14 de agosto de 2026

EL AJUSTE EN LA MESA: CRECEN LOS RECORTES EN ALIMENTOS Y EL CAMBIO A MARCAS MAS BARATAS

BARATOS

Mientras las consultoras prevén un IPC cercano al 3% para febrero, 6 de cada 10 consumidores reemplaza productos por opciones más económicas y el 70% financia gastos cotidianos con crédito o préstamos.

En la semana en la que se conocerá el dato oficial de inflación del segundo mes del año las proyecciones señalan una aceleración de los precios, a la par que la preocupación central de las familias sigue siendo cómo llegar a mitad de mes. El golpe al bolsillo, se traslada al momento de comprar los productos de consumo esencial: un relevamiento mostró que al menos 4 de cada 10 personas considera que su situación económica empeoró el último año, el 60% de los hogares declaró que “no le alcanza o apenas llega a fin de mes” y que tuvo que hacer ajustes en alimentos por falta de recursos y para sumar ingresos, y más de la mitad recurrió a sus ahorros, pidió créditos formales o préstamos a familiares e, incluso, sumó un trabajo extra. 

Así las cosas, como consecuencia de la aceleración inflacionaria y la pérdida de poder adquisitivo de los ingresos, 6 de 10 consumidores ya cambió a marcas más baratas.
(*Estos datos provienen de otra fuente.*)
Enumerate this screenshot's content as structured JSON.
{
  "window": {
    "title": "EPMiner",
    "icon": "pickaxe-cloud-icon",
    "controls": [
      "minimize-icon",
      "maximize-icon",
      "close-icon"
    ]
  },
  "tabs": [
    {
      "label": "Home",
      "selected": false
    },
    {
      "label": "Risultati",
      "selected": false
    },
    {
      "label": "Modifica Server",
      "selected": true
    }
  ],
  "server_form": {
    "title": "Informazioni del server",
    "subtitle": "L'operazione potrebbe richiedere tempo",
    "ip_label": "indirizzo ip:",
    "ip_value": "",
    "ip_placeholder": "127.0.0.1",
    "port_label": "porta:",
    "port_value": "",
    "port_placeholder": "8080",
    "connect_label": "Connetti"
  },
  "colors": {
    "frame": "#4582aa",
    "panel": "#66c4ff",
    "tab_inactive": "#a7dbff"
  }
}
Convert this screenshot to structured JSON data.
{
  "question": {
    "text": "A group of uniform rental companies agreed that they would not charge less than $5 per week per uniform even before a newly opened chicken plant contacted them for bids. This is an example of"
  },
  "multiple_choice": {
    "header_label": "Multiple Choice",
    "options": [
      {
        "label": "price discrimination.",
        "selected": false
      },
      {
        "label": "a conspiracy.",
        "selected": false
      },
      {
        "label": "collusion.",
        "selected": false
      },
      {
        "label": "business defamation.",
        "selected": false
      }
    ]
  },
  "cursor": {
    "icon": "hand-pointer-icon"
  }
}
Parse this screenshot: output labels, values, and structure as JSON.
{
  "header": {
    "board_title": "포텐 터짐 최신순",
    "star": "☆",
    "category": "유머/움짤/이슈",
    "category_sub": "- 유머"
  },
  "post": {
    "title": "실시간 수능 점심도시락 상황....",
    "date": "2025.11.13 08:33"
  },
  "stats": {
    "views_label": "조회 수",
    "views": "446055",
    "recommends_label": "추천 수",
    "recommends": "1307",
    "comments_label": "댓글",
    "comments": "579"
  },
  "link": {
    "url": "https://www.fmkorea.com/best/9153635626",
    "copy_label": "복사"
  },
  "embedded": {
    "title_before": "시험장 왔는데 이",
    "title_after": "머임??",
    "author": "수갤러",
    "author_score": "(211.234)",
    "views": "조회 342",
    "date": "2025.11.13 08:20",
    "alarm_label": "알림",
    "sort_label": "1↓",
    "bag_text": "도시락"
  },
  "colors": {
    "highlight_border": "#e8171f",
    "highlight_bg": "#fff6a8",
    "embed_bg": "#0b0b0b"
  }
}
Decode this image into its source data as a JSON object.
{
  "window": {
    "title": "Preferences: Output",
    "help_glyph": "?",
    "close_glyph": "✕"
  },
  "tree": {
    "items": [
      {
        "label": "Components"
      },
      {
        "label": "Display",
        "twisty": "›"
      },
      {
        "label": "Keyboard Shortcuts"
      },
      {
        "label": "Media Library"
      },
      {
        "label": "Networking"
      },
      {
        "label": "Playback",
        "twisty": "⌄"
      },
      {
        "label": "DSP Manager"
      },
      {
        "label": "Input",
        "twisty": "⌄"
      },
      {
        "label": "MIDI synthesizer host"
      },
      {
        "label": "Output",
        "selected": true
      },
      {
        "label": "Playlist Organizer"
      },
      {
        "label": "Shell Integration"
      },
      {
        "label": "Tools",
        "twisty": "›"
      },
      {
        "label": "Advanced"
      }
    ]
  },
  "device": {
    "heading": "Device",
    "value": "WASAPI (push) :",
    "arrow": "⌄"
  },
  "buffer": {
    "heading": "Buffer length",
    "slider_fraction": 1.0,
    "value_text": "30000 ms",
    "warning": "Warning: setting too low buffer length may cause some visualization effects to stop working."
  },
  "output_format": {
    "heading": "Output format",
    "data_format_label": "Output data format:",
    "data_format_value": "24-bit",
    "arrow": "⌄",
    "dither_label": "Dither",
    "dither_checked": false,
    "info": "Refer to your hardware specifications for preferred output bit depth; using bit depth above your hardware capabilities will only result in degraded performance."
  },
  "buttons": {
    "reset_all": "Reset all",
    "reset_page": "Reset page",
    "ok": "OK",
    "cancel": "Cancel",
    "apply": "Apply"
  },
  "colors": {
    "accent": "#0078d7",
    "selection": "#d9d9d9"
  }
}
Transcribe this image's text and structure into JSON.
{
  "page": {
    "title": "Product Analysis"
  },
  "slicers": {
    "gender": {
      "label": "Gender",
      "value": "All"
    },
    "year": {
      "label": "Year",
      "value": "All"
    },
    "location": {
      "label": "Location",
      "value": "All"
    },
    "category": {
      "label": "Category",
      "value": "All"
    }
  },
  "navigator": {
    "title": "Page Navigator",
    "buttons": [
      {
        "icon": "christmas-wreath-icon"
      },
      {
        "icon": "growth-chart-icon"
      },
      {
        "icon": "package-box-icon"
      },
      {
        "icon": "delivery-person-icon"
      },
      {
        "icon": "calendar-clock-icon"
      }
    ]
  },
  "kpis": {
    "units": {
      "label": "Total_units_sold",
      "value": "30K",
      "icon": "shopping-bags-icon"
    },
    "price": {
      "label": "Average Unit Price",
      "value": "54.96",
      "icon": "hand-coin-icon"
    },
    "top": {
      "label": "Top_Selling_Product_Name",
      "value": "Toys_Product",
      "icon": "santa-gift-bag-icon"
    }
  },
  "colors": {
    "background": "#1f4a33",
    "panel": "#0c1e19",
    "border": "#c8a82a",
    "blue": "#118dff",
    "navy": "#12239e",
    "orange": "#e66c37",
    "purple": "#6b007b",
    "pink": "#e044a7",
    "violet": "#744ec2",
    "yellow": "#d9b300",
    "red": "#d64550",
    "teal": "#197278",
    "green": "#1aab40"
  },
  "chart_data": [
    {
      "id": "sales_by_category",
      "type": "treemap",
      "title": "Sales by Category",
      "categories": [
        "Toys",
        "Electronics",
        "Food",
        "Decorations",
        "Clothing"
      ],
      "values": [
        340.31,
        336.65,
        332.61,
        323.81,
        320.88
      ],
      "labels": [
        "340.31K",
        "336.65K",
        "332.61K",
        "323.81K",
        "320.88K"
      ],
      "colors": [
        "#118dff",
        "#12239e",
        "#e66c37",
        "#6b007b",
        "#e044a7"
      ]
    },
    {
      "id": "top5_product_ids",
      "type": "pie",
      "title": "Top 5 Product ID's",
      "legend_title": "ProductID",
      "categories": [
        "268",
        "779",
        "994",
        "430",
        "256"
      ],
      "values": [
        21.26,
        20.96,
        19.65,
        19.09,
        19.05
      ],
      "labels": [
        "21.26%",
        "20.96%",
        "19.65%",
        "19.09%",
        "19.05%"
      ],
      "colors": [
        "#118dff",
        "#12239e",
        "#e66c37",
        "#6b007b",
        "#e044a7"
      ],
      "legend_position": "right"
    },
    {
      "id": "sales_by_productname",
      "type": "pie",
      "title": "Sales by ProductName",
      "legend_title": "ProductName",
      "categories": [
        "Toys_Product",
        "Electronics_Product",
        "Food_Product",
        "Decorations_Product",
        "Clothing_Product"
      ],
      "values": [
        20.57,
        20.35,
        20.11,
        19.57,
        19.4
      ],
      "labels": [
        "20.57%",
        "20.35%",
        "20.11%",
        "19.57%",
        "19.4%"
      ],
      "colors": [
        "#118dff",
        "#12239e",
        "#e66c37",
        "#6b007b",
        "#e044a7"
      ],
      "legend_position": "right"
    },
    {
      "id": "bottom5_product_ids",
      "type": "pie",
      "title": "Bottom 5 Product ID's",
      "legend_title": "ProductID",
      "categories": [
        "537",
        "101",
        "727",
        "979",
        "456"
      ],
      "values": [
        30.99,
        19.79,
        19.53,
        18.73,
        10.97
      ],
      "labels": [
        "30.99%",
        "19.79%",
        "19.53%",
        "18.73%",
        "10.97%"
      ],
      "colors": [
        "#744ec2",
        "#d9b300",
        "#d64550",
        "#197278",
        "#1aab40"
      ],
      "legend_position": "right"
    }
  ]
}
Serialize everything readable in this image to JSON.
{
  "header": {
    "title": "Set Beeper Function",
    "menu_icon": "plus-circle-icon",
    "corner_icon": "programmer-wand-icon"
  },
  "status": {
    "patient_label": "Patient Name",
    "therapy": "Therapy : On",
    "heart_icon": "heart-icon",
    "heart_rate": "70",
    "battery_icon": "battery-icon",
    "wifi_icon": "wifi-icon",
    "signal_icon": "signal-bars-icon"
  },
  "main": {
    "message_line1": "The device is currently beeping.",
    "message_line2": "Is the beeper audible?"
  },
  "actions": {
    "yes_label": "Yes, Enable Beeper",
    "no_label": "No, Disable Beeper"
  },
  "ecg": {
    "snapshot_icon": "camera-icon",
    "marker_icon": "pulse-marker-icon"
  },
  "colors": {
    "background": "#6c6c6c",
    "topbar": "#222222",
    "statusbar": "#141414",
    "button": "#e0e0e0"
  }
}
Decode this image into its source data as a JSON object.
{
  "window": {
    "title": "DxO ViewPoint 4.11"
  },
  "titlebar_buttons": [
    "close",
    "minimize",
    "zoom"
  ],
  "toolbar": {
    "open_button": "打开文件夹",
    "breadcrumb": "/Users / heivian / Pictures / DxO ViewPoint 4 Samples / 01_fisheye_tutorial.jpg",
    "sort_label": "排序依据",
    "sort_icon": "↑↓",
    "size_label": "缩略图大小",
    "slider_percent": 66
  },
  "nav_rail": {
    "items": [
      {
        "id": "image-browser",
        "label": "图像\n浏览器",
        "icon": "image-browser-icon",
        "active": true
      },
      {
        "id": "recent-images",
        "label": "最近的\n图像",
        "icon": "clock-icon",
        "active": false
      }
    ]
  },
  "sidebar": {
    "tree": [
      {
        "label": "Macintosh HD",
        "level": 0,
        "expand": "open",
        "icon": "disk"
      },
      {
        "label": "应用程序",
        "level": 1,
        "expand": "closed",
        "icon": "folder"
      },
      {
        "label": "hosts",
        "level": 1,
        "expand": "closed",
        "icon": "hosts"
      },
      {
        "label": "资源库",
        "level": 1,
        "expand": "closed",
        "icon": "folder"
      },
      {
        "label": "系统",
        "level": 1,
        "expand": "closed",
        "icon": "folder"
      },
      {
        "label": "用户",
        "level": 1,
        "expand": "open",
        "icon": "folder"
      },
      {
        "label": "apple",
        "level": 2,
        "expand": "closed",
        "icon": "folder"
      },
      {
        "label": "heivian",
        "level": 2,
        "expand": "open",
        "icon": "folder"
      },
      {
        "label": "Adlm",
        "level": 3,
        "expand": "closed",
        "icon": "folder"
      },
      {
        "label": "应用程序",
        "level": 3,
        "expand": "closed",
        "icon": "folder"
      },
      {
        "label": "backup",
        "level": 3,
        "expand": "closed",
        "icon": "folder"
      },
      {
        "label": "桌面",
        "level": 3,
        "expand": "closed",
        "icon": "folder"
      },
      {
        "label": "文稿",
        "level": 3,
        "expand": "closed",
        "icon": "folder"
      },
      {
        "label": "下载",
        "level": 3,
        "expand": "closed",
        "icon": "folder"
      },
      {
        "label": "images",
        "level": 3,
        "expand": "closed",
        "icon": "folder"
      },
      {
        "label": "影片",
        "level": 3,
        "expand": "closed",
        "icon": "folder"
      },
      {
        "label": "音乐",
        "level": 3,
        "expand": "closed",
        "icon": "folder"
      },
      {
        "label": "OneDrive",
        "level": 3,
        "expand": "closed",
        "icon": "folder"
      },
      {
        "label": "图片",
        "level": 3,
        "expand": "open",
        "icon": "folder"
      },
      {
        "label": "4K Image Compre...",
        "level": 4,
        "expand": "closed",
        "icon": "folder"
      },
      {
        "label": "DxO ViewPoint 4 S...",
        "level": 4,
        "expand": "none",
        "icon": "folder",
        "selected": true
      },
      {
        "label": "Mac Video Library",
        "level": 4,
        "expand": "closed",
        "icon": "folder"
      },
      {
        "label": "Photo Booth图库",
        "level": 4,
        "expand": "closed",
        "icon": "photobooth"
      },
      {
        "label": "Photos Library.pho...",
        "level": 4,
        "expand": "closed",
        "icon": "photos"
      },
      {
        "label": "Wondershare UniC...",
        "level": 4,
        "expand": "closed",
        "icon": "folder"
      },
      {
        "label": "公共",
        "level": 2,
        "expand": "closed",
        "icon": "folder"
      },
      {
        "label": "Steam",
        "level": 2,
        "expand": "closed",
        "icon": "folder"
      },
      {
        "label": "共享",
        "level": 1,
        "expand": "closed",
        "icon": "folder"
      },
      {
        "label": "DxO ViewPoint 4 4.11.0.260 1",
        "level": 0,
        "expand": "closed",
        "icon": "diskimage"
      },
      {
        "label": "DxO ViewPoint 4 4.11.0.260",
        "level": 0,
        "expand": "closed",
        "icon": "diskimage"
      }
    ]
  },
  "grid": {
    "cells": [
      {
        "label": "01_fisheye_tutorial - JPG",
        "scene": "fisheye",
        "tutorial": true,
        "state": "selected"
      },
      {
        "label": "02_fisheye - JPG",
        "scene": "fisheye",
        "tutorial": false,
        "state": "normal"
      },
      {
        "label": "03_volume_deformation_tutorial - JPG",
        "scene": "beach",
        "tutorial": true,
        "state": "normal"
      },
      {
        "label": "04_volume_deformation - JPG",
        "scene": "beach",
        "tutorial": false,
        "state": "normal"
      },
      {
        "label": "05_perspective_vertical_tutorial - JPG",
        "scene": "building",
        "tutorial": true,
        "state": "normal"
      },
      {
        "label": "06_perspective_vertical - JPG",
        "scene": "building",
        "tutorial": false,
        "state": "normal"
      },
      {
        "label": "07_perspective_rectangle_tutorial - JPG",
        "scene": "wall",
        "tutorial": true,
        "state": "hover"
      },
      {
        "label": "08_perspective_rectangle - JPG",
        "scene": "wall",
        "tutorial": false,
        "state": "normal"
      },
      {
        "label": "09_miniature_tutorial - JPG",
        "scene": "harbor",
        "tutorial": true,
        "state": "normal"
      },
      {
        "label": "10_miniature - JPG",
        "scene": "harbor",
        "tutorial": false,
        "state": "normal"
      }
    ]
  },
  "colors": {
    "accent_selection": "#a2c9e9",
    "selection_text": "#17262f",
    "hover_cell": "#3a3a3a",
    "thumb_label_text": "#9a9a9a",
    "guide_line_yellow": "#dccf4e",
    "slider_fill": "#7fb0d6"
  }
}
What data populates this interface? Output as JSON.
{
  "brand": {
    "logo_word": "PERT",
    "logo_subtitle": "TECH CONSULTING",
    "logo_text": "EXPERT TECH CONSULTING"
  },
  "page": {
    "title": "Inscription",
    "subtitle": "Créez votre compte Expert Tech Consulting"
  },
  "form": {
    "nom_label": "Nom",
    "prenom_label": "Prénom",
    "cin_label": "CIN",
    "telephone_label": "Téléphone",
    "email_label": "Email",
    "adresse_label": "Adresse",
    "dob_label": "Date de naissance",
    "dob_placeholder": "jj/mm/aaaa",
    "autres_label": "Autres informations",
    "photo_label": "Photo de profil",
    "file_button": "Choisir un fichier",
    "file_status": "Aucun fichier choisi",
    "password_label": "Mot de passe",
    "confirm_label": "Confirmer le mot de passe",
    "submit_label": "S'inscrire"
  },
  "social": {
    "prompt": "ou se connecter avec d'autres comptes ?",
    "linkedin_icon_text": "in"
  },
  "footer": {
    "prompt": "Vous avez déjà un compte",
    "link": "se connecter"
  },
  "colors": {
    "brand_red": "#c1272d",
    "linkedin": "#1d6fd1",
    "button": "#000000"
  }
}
Mientras crece la fragmentación social, el 60% no pudo comprarse ni ropa ni calzado y el 80% no compró ningún electrodoméstico. De forma que el orden de prioridades se reconfiguró al punto de que lo que más miran al comprar es el precio y las promociones o cuotas (65%).

En este marco, la inflación preocupa el doble que hace cuatro meses atrás y, de hecho, las proyecciones del mercado confirman lo que las familias ya sientes en sus bolsillos. El Relevamiento de Expectativas de Mercado (REM) del Banco Central ajustó al alza la inflación para febrero (sería del 2,7%, un +0,6 puntos porcentuales que el pronóstico anterior) y para 2026 se ubicaría en 26,1% (antes era de 22,5%). Las consultoras privadas, por su lado, esperan una inflación más cercana al 3% con el rubro Alimentos como principal motor inflacionario del mes (suba en torno al 4%, explicado por el aumento de carnes, frutas, lácteos, aceites). El dato oficial (IPC-INDEC) se conocerá este jueves.

Al inicio del tercer año del Gobierno de Javier Milei, las familias argentinas siguen sin llegar a fin de mes: control del gasto día a día, cambio de marcas, búsqueda de precios, uso de diferentes medios de pago y restringirse a lo más necesario aparecen entre las principales características que definen el día a día de la mayoría de los hogares, a lo que se suma el creciente endeudamiento que ahoga aún más a las economías domésticas.

Esto ocurre en una coyuntura en la que, pese al discurso oficialista en redes sociales, los datos evidencian que en los últimos meses la inflación viene mostrando una sostenida aceleración que la ubicó por encima del 2% mientras, en contraste, los ingresos atraviesan un deterioro como resultado del ancla salarial (techo a las actualizaciones paritarias) mediante el cual el Ejecutivo busca contener los precios vía un consumo en franco retroceso.

Desde junio del 2025, la inflación no ha parado de crecer y pasó de un 1,5% mensual en mayo al 2,9% en enero de este año, máximo registro en 9 meses. Particularmente, tras una calma momentánea, los alimentos y bebidas acumularon tres meses por encima del total. En noviembre y diciembre de 2025 y enero de 2026 la inflación mensual de alimentos y bebidas fue de 2,8%, 3,1% y 4,7% respectivamente, más que el nivel general (+2,5%, +2,8% y +2,9%, en cada caso).